Where is Queen Nefertiti buried? It's one of the biggest mysteries in Egyptology, and today, archaeologists might be one step closer to an answer.
Researchers have been radar scanning the walls of King Tutankhamun's tomb in Luxor's Valley of the Kings in search of hidden chambers.
Now, NPR's Leila Fadel tells our Newscast unit that analysis of scans conducted in November shows there are two empty spaces behind the walls. And those spaces may contain organic or metallic material.
The presence of organic or metal objects would certainly add weight to the theory that the tomb contains hidden chambers — but as Leila reports, more advanced scans are required before authorities can say for sure.
"And if there are chambers, then Egypt will decide how and when to get into those chambers and see whether this is the burial site of [Tut's relative] Queen Nefertiti," Leila says.
At a press conference today, Egypt's Minister of Antiquities Mamdouh el-Damaty "declined to comment on whether royal treasure or mummies could be inside," The Associated Press reported.
But he didn't mince words about what this discovery could mean.
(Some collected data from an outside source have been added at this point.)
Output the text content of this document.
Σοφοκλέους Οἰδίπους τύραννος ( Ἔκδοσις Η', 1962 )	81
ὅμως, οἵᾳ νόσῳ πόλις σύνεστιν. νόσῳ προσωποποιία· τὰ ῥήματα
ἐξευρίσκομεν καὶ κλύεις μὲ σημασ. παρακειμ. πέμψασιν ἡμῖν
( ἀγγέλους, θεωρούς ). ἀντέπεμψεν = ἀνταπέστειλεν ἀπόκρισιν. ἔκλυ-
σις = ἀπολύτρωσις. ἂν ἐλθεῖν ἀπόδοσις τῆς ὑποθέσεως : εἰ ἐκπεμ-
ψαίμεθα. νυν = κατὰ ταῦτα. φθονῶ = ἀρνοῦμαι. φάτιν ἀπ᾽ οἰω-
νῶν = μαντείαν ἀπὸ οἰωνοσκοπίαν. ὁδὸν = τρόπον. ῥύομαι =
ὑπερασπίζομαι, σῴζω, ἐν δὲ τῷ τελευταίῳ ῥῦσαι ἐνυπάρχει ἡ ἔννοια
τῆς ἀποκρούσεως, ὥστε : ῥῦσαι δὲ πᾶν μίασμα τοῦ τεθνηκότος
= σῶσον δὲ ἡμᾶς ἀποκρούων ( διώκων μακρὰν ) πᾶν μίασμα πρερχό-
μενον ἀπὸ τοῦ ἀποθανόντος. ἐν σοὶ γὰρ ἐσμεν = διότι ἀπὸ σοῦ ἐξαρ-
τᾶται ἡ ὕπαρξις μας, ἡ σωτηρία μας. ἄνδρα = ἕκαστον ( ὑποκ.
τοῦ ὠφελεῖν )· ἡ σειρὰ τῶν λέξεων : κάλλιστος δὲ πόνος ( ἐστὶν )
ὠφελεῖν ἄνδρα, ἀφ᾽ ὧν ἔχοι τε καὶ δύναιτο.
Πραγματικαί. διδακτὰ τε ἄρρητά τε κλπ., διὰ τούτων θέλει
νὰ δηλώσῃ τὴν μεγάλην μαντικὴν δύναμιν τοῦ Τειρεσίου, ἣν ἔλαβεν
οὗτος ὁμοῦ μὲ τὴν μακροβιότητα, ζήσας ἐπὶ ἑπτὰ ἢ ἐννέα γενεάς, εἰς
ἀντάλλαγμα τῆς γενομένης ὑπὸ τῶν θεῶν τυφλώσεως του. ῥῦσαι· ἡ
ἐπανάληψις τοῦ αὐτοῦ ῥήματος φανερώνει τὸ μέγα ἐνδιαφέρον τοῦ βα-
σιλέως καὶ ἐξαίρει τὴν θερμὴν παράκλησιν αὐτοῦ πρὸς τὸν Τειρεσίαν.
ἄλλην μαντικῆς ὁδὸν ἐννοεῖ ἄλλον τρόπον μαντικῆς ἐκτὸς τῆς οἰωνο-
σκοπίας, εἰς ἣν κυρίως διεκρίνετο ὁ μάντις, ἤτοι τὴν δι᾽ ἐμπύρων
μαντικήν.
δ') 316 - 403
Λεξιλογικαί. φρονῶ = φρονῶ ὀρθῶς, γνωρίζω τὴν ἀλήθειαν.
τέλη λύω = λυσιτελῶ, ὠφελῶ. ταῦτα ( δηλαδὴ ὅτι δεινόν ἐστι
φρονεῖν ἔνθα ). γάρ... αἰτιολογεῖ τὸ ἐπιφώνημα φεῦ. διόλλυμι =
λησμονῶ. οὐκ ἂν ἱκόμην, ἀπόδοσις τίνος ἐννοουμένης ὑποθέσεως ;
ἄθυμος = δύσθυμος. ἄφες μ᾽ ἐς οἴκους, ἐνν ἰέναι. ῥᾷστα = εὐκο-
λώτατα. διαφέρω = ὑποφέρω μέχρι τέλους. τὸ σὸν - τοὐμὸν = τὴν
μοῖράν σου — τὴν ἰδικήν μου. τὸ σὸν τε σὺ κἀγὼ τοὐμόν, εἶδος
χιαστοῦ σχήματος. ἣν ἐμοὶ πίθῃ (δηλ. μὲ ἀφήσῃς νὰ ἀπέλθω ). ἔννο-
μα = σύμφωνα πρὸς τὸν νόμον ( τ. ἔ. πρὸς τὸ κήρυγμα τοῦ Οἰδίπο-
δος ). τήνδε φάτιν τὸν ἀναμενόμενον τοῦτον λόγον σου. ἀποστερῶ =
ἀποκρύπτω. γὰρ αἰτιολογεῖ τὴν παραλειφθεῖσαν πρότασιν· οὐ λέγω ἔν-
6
"For Egypt it is a very big discovery, it could be the discovery of the century ... it is very important for Egyptian history and for all of the world," Damaty said, according to the wire service.
That potential discovery of the century for Egyptology could be hidden in the very site of the biggest discovery of the past century: King Tut's tomb, which was found by British archaeologist Howard Carter in 1922. The remarkably preserved burial chamber of the boy king was "the most intact royal tomb ever found" and contained more than 5,000 artifacts, National Geographic reports.
A 2015 paper by British Egyptologist Christopher Reeves prompted the radar scanning. He argued that new high-resolution scans of Tut's tomb indicate the presence of two hidden doorways. And in a bombshell pronouncement that was initially met with skepticism by many Egyptologists, Reeves said one of the doorways leads to the burial chamber of Nefertiti, "the tomb's original owner." Tut, he proposes, was hastily buried there later. Reeves elaborates in his paper:
"At the time of Nefertiti's burial within [the possible hidden chamber] there had surely been no intention that Tutankhamun would in due course occupy this same tomb. That thought would not occur until the king's early and unexpected death a decade later."
Because there was no tomb ready for Tut at the time of his death, the theory goes, Nefertiti's tomb was expanded to accommodate him.
In the complicated Pharaonic family tree, Nefertiti was both Tut's stepmother and mother-in-law, according to National Geographic.
There are other theories about what might lie behind the walls. For example, el-Damati "says he believes there's female royalty behind the boy king, but not Nefertiti," according to CNN.
National Geographic reports on next steps in the investigation:
"Later this month, a team of specialists from National Geographic will travel to Egypt at Eldamaty's invitation, in order to carry out another series of radar tests, with the hope of confirming [Japanese radar specialist Hirokatsu] Watanabe's results. At the press conference, Eldamaty mentioned that one of the main purposes of the new scan will be to determine the thickness of the walls, in order to decide the next step of the investigation."
Kara Cooney, an Egyptologist at UCLA who focuses on Tut's period, tells National Geographic that any discovery would be extremely significant. "It makes us re-look at everything," Cooney said. "You're looking at the coffin, at the tomb, at the statues. Everything about this period has to be reevaluated."
That's a sentiment echoed by Reeves in a recent interview with CBS News. "If I'm wrong, I'm wrong — we move on," he says.
"But I think it's something we can't just ignore. Because if I happen to be right, then it will change everything."